Ironic then that with all the ubiquity of media today, we are poorer in relationships. David Brooks, a favorite New York Times columnist, writes that the quality of our relationships has been declining for decades. As a result, the percentage of Americans who are lonely has increased from 20 percent in the 1980s to 40 percent today. Depression rates have increased tenfold since 1960.

Smartphones and social media apparently do not help. Jean Twenge wrote in The Atlantic last year (“Have Smartphones Destroyed a Generation?”) that heavy use increases teenagers’ unhappiness and makes them less likely to form relationships and more likely to be depressed.

The unfulfilled hunger for relationships exists among all generations, especially the elderly. I walk around my neighborhood daily and chat with people on the street.

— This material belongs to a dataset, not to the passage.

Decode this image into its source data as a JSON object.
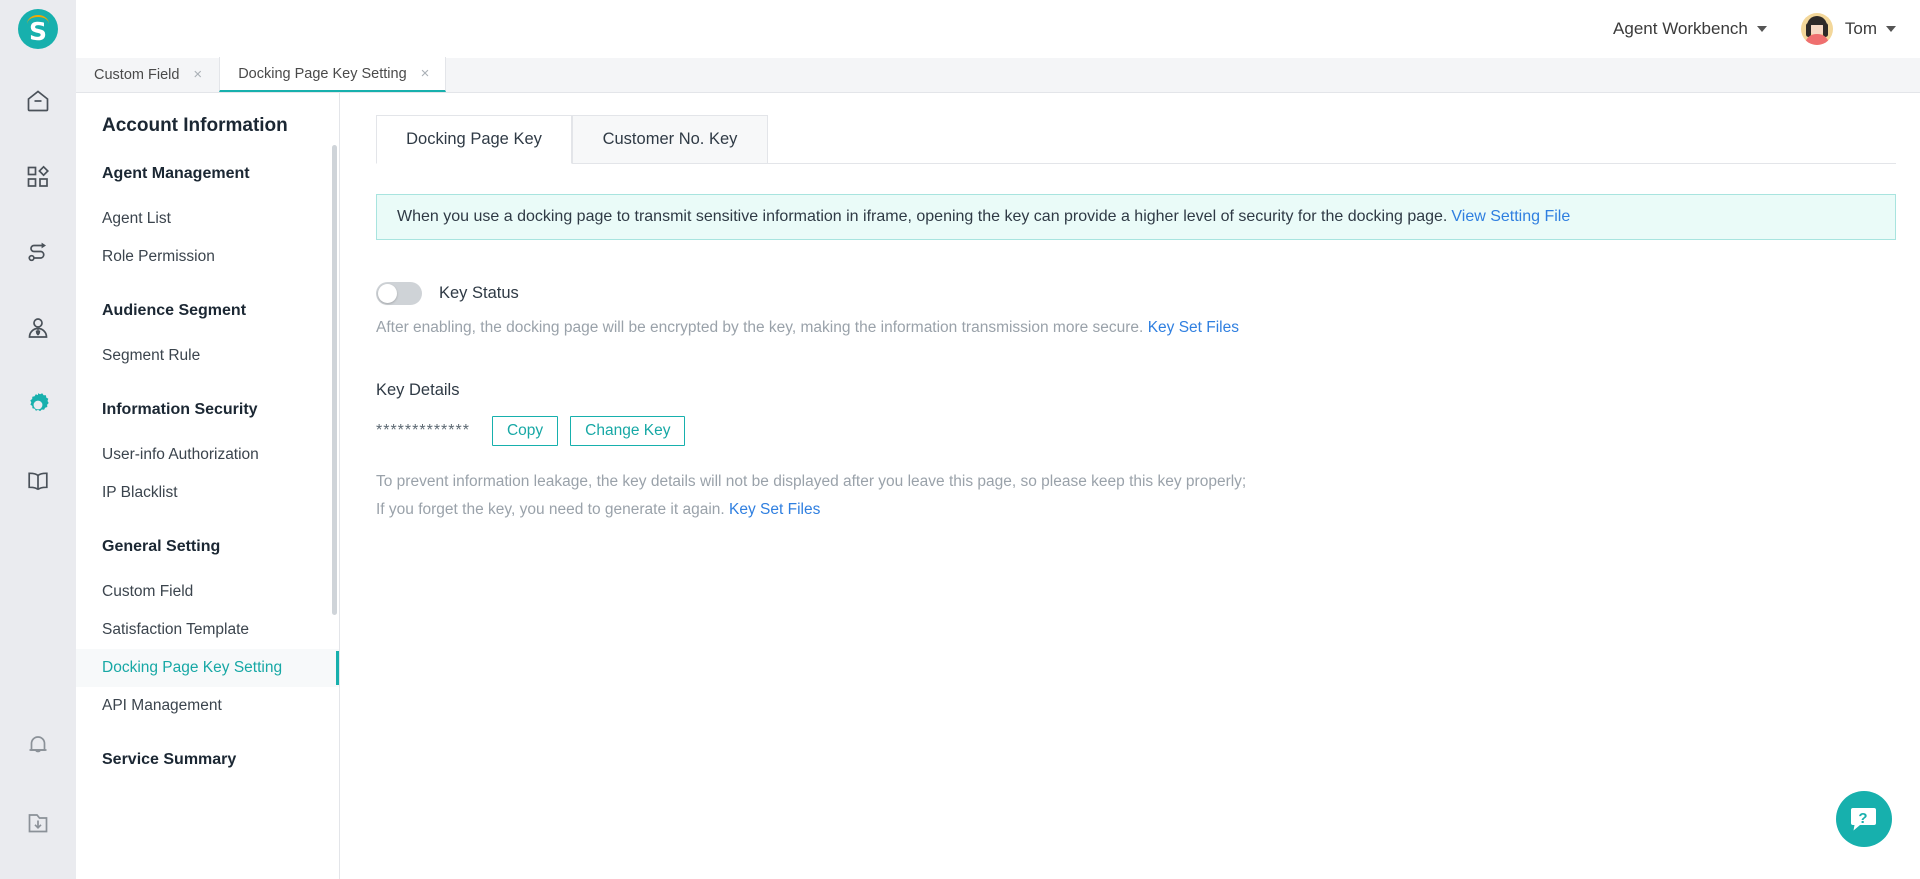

But my wife, missing relationships with other women, agreed to meet weekly with Jehovah’s Witnesses who knocked on the door offering to instruct her in the Scriptures, although she has made it clear to them that she has no intention of converting to their faith. They have been doing this for years.

Similarly, she looks forward to talking via phone with her cousin Beverly, who lives in North Carolina and visited our home only once decades ago. They have been in contact ever since. Beverly, 92, is the only surviving member of her family. It is a way to revisit in memory those no longer here.

I do not know how to reverse the social decline we are experiencing. But I do know that loving our neighbor as our self is all about relationships. If we do not have them, we are poor indeed.